From what I remember, trotsky was against a dictator having control over the CCCP until true communism was formed, while lenin and stalin were for it. And I completely agree with trotsky that a communist nation cannot stand around capitalist ones.
Oye Oye
05-08-2005, 06:02
They are currently trading with many capitalist nations, (although not the US) and tourism is booming. However, they were supported throughout the 60s, 70s, and 80s by Soviet subsidies that wereworth dollar amounts in the billions.

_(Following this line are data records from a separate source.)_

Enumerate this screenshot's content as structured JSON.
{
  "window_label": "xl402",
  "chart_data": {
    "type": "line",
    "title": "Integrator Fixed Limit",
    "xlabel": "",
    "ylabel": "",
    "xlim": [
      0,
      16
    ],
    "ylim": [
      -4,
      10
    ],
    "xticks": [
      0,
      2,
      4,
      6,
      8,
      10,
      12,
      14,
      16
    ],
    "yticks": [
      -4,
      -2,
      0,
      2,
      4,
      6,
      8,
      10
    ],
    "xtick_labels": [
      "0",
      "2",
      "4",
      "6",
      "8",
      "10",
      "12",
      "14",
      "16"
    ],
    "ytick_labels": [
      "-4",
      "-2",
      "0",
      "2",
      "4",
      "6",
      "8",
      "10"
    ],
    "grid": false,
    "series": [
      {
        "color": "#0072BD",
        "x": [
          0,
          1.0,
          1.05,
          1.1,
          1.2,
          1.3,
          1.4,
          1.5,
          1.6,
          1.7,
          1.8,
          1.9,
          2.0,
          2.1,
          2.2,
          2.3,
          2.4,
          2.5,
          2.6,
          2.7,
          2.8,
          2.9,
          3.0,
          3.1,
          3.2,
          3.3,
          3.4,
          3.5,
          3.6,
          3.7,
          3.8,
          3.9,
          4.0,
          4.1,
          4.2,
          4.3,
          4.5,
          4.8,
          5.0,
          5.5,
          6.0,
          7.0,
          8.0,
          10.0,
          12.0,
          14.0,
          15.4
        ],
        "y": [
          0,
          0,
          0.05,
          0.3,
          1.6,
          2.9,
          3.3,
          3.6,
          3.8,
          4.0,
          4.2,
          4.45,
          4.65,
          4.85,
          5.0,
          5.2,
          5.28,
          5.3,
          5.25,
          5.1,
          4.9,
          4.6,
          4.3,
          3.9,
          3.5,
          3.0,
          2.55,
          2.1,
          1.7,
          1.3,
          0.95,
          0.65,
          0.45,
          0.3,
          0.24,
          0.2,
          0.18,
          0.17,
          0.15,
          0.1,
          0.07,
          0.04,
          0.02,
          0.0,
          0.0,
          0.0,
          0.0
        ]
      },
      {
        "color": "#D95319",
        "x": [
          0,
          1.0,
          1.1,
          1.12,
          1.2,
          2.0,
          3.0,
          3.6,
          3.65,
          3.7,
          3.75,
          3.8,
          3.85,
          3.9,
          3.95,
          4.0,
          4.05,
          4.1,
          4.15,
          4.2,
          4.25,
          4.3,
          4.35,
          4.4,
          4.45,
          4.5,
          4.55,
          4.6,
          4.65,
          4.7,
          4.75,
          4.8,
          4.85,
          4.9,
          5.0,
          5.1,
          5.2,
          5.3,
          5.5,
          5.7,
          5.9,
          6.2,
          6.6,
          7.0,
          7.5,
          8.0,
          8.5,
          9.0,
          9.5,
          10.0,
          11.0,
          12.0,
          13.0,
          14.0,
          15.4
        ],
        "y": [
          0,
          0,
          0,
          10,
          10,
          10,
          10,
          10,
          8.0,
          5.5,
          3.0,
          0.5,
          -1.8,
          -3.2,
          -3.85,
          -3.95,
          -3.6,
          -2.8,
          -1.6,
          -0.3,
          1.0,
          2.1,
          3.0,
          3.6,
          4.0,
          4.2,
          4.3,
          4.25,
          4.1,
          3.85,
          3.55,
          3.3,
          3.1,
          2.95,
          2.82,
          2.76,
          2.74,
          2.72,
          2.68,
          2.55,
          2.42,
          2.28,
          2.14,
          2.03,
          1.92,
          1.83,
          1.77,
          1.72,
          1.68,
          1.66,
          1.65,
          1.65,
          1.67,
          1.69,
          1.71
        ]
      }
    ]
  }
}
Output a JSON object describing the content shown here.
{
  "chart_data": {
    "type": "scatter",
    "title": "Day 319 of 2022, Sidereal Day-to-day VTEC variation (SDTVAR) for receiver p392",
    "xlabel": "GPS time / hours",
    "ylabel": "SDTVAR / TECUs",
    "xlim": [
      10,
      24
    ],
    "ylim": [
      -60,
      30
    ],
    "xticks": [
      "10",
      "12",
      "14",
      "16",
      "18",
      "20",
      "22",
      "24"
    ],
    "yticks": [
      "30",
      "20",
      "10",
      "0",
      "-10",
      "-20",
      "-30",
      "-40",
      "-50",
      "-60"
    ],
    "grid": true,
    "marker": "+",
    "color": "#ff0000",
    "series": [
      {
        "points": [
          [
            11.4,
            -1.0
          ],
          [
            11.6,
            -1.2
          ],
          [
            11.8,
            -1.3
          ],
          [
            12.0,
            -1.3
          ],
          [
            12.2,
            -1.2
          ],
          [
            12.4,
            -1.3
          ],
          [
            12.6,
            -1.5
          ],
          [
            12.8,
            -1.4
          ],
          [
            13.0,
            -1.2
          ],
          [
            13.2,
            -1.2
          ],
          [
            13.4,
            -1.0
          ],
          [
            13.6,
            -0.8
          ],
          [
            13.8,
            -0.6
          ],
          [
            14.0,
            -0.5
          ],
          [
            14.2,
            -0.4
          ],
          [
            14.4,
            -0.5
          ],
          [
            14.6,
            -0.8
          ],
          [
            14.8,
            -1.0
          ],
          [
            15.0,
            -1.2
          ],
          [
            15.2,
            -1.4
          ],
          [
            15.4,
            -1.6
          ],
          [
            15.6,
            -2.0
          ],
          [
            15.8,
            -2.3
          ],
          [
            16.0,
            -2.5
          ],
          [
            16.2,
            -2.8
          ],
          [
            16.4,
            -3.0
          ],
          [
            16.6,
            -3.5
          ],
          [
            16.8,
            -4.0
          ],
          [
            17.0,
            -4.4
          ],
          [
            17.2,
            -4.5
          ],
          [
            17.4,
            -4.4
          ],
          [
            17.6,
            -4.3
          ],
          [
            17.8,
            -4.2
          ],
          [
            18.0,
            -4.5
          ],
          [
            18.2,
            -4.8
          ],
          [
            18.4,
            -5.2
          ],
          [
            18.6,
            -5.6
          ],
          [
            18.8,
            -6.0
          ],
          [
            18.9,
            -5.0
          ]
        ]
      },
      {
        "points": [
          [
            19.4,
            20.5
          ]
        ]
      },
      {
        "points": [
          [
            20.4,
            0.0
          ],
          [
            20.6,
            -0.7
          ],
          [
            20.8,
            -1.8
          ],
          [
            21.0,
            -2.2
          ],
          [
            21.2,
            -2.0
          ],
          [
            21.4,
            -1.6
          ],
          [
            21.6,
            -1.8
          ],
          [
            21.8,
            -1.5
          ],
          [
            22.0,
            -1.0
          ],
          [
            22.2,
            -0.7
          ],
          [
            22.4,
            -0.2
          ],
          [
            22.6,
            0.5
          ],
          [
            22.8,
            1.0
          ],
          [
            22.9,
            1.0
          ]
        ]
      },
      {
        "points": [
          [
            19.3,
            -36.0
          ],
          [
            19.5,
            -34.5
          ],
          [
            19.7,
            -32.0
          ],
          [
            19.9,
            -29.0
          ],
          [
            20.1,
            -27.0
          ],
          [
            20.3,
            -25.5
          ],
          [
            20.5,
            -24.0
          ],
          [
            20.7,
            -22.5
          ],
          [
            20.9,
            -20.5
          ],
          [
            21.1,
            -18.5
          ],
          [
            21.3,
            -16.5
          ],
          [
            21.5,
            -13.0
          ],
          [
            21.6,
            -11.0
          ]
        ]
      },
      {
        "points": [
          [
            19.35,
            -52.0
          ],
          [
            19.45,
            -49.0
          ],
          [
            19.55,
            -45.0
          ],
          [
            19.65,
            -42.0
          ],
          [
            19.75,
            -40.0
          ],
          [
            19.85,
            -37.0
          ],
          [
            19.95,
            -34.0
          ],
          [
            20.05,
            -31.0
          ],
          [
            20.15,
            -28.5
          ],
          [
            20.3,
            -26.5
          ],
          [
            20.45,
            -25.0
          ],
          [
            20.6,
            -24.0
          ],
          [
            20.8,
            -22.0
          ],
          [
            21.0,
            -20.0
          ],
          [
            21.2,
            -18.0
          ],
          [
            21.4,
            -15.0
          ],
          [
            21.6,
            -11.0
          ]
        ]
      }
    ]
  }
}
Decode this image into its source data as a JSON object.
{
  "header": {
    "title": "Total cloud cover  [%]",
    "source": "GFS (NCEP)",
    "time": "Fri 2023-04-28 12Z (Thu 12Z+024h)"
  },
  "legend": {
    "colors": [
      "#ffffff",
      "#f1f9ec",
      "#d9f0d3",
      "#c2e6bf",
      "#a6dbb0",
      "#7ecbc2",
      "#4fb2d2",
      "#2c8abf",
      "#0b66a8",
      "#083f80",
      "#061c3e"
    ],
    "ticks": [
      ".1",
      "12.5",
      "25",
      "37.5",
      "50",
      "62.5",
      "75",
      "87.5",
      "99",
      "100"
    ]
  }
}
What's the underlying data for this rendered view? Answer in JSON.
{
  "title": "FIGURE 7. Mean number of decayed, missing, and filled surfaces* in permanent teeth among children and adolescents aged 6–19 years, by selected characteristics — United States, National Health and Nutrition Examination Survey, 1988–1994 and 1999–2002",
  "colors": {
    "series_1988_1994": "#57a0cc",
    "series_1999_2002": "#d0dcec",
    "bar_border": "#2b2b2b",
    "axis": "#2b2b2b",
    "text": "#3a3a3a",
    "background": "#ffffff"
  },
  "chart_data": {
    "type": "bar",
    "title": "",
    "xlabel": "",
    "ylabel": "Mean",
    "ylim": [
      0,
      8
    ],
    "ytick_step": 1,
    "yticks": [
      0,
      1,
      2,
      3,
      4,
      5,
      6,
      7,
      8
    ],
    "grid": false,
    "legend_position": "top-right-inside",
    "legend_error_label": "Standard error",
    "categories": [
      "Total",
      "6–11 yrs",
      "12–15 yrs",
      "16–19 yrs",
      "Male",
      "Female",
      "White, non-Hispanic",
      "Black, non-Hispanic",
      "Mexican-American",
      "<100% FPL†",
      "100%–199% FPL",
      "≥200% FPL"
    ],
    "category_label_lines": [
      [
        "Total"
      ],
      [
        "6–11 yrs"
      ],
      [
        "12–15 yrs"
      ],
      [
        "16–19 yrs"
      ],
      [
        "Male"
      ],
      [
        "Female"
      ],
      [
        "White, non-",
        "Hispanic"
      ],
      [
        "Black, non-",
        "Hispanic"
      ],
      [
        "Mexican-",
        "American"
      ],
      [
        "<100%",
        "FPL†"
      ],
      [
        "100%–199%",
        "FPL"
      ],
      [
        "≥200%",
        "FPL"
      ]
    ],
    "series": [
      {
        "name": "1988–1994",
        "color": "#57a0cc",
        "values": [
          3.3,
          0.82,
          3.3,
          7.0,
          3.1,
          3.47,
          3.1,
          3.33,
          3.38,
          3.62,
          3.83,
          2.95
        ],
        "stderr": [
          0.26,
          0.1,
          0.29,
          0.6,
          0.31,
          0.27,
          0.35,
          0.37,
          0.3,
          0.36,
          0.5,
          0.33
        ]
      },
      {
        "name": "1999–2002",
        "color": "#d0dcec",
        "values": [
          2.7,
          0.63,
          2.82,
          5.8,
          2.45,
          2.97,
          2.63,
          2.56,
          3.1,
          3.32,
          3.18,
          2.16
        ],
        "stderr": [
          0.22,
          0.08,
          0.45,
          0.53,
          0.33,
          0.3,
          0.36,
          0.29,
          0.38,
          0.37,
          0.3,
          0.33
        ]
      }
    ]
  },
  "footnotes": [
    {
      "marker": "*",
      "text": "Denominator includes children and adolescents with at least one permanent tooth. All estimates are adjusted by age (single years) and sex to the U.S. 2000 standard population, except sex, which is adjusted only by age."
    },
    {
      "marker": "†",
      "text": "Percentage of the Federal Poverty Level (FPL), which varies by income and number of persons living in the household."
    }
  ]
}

Do you think Cuba's foreign trade policy is simply an issue of compromising pragmatics with ideology? After all, Cuba is a tiny island in comparison to the U.S. Can it afford to be picky as to who it trades with?
Grampus
05-08-2005, 06:12
As for railways and postal systems, they do have authorities to look after them.

There is no international body which looks over the interests of either: they operate through agreements between states.

Without a central bank you can not help to transfer wealt. Without a central authority you cannot help to spread wealth because it will be useless without proper guidelines unless you want to go back to the era of precious coins and even more unbstable markets.Anarchy can not spread wealth.

Why spread 'wealth' when the need is for actual tangible commodities?
Oye Oye
08-08-2005, 01:12
There is no international body which looks over the interests of either: they operate through agreements between states.



Why spread 'wealth' when the need is for actual tangible commodities?

This is something that I was wondering as well. In order for a communist society to survive does it require the kind of capital gained from international trade?
Libertaville
08-08-2005, 01:41
Well I wouldn't have chosen either, but since a decision is neccessary here, I'd have voted for Stalin because I don't want an ice pick through my forehead. Both would have been tireless dictators, so it would seem smartest and most proper to go for the man with more power.